RBI Raises Inflation Forecast: What It Means for Consumers in 2026-27

The Reserve Bank of India has updated its inflation forecast for 2026-27 to 5.1%, up from 4.6%, primarily due to rising input costs linked to global energy prices. This increase in retail fuel prices is expected to have a direct impact on consumer price inflation. The RBI's Governor highlighted potential risks from global supply chain disruptions and uncertain weather patterns. While core inflation remains stable, the outlook for food inflation is uncertain due to anticipated monsoon conditions. This article delves into the implications of these changes for consumers and the broader economy.
 | 
RBI Raises Inflation Forecast: What It Means for Consumers in 2026-27 gyanhigyan

RBI's Updated Inflation Projections


Mumbai: The Reserve Bank of India (RBI) has revised its retail inflation forecast for the fiscal year 2026-27 to 5.1%, an increase from the previous estimate of 4.6%. This adjustment is primarily attributed to rising input costs, which have been influenced by the transmission of elevated global energy prices to domestic fuel rates.


Since May, the cumulative increase in retail fuel prices has reached 7.4% for petrol and 8.4% for diesel.


This rise is expected to directly contribute approximately 36 basis points to overall inflation, with additional effects likely to be seen in consumer price index (CPI) inflation in the upcoming months, as stated in the RBI's monetary policy announcement.


The impact of higher global energy prices is also evident in various other sectors, including commercial LPG, industrial raw materials, chemicals, and rubber and plastic products. The RBI noted that the secondary effects of these increased input costs could further elevate CPI inflation in the future.


During the announcement of the June monetary policy, RBI Governor Sanjay Malhotra highlighted that the inflation outlook faces potential upward risks due to global supply chain challenges, commodity price fluctuations, and uncertainties surrounding monsoon distribution and El Nino conditions.


Despite a slight increase from 3.2% in February, the headline CPI inflation remained below the target in March and April 2026, recorded at 3.4% and 3.5%, respectively.

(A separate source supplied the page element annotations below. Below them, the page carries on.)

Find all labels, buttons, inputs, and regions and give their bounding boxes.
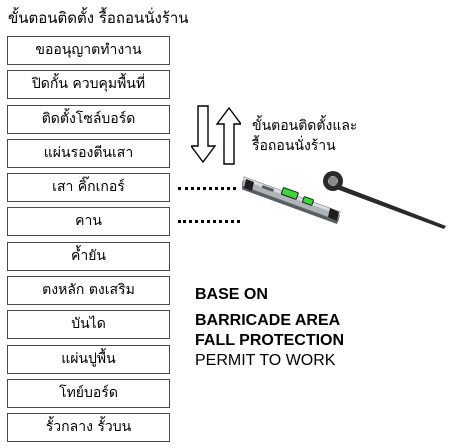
step-base-plate: แผ่นรองตีนเสา — [7, 138, 170, 168]
note-permit-to-work: PERMIT TO WORK — [195, 352, 336, 369]
step-sole-board: ติดตั้งโซล์บอร์ด — [7, 104, 170, 134]
spirit-level-icon — [242, 176, 341, 224]
post-dotted-connector — [178, 187, 236, 190]
step-beam: คาน — [7, 207, 170, 237]
up-down-arrows-icon — [191, 105, 241, 165]
beam-dotted-connector — [178, 220, 240, 223]
arrows-label-line2: รื้อถอนนั่งร้าน — [252, 138, 336, 154]
step-guard-rails: รั้วกลาง รั้วบน — [7, 413, 170, 443]
arrows-label-line1: ขั้นตอนติดตั้งและ — [252, 118, 358, 134]
note-barricade-area: BARRICADE AREA — [195, 312, 341, 329]
step-platform-deck: แผ่นปูพื้น — [7, 344, 170, 374]
note-fall-protection: FALL PROTECTION — [195, 332, 345, 349]
step-barricade-area: ปิดกั้น ควบคุมพื้นที่ — [7, 70, 170, 100]
step-permit-to-work: ขออนุญาตทำงาน — [7, 36, 170, 65]
step-ladder: บันได — [7, 310, 170, 340]
tools-illustration — [242, 171, 446, 229]
step-toe-board: โทย์บอร์ด — [7, 378, 170, 408]
notes-block: BASE ON BARRICADE AREA FALL PROTECTION P… — [195, 285, 395, 371]
page-title: ขั้นตอนติดตั้ง รื้อถอนนั่งร้าน — [8, 9, 189, 27]
steps-list: ขออนุญาตทำงาน ปิดกั้น ควบคุมพื้นที่ ติดต… — [7, 36, 170, 448]
step-ledger-transom: ตงหลัก ตงเสริม — [7, 276, 170, 306]
notes-heading: BASE ON — [195, 286, 268, 303]
step-brace: ค้ำยัน — [7, 241, 170, 271]
step-post-kicker: เสา คิ๊กเกอร์ — [7, 173, 170, 203]
arrows-label: ขั้นตอนติดตั้งและ รื้อถอนนั่งร้าน — [252, 116, 357, 156]
podger-spanner-icon — [323, 171, 446, 229]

While food inflation saw a rise, fuel inflation remained stable as petrol and diesel prices did not change in March and April. Core inflation held steady at 3.7% during this period.


When excluding precious metals, core inflation was significantly lower, ranging from 2.1% to 2.2%.


Malhotra mentioned that international crude oil prices for the Indian basket averaged around USD 110 per barrel during April-May 2026, with expectations that average oil prices for 2026-27 would be considerably higher than previously estimated.


The increase in energy prices and various input costs has also resulted in a notable rise in wholesale price index (WPI) inflation in April 2026.


The RBI has projected CPI inflation for Q1 at 4.2%, Q2 at 5.1%, Q3 at 5.9%, and Q4 at 5.4%. Core inflation is anticipated to be 4.7% for 2026-27.


The RBI also indicated that sufficient foodgrain stocks and satisfactory reservoir levels offer some reassurance.


However, Governor Malhotra cautioned that the food outlook remains uncertain due to the forecast of a below-normal southwest monsoon and El Nino.


Despite the heightened risks of inflation, the Monetary Policy Committee (MPC) believes it is wise to await clearer insights before making further decisions.